Когда молчит совесть - Видади Бабанлы
Шрифт:
Интервал:
Закладка:
Часто, вернувшись с работы домой, Мехрали обводил радостным взором чистую уютную комнату, освещенную притушенным светом керосиновой лампы, от которой тени бежали по белым стенам, яркие подоконники, уставленные цветами, детские кроватки, где посапывали малыши, и, счастливо и глубоко вздохнув, мечтал:
— Я верю, Шахсанем, еще светлее будет наша жизнь. Каждый день станет радостным и веселым. Дети растут. Скоро дом этот сделается нам тесен. На его месте мы построим двух этажный, белокаменный, с двумя балконами, один будет глядеть на запад, другой на восток, настоящий дворец. В городах я видел такие и давно мечтаю, что и у нас будет подобный дом. Я верю, все наши мечты сбудутся, потому что советская власть — это наша, бедняцкая власть! С ней ничего не страшно…

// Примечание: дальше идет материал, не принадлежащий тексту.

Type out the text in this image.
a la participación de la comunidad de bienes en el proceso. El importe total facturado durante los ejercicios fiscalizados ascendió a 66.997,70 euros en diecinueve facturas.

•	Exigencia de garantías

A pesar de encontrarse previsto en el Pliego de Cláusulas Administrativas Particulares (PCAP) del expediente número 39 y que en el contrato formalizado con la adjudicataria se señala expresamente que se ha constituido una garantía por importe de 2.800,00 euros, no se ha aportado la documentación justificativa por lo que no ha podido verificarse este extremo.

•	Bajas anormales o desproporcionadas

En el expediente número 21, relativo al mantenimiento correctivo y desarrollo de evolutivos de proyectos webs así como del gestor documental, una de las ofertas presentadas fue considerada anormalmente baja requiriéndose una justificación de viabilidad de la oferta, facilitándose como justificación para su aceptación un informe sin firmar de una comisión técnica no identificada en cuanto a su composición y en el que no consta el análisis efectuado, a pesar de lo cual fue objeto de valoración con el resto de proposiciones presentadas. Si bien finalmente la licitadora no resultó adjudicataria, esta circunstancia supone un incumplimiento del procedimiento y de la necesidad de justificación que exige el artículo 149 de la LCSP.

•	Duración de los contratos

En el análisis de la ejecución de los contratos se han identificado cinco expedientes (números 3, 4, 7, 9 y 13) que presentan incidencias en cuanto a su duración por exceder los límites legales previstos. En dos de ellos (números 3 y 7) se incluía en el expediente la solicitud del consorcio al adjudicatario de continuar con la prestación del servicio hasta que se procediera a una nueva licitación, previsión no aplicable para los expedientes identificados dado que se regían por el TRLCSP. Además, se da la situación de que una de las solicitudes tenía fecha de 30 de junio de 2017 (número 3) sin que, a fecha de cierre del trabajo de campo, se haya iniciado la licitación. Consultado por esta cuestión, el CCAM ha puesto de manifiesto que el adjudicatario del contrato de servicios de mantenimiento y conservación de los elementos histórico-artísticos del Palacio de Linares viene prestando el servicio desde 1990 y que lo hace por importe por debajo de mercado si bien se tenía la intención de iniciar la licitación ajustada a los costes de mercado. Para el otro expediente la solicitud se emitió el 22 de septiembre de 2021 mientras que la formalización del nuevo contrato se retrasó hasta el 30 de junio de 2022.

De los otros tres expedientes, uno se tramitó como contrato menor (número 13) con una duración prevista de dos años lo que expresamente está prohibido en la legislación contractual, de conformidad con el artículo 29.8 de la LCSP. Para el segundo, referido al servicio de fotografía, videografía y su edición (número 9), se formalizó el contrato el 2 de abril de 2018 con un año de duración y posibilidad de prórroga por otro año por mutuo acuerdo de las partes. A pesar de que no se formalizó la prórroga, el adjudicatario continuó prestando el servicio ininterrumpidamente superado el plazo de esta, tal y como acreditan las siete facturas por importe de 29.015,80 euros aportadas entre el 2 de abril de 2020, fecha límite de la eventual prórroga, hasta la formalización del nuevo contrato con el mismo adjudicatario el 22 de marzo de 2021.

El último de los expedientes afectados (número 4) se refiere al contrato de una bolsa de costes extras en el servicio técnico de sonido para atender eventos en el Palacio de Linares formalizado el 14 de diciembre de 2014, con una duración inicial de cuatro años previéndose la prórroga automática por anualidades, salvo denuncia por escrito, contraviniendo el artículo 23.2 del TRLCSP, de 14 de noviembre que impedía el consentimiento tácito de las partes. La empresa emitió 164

Шахсанем молчала, только крепче прижималась к мужу. Как он красиво говорит, настоящий поэт! И она вместе с ним парила на радужных крыльях мечтаний.
Но, увы, крылья у мечты — хрупкие. Не суждено было Мехрали дожить до тех дней, о которых он так мечтал.
…Стоял жаркий летний день. В зеленом лесу колхозники чистили арык, отведенный от Куры, что орошал участок, где трудилась вся бригада Мехрали. За весну не выпало ни одного дождя, лето выдалось засушливое, и потому надо было как можно скорее закончить очистку арыка. Мехрали, засучив рукава, трудился без устали. Решено было до полудня не отдыхать. Пот лился градом по осунувшимся лицам колхозников, рубахи липли к телу. Мехрали изрядно устал, ныла спина, болели руки. Наконец-то перерыв! Уселись тут же, на берегу арыка, и принялись за еду. А Мехрали отошел в сторонку и расположился в тени большого дуба.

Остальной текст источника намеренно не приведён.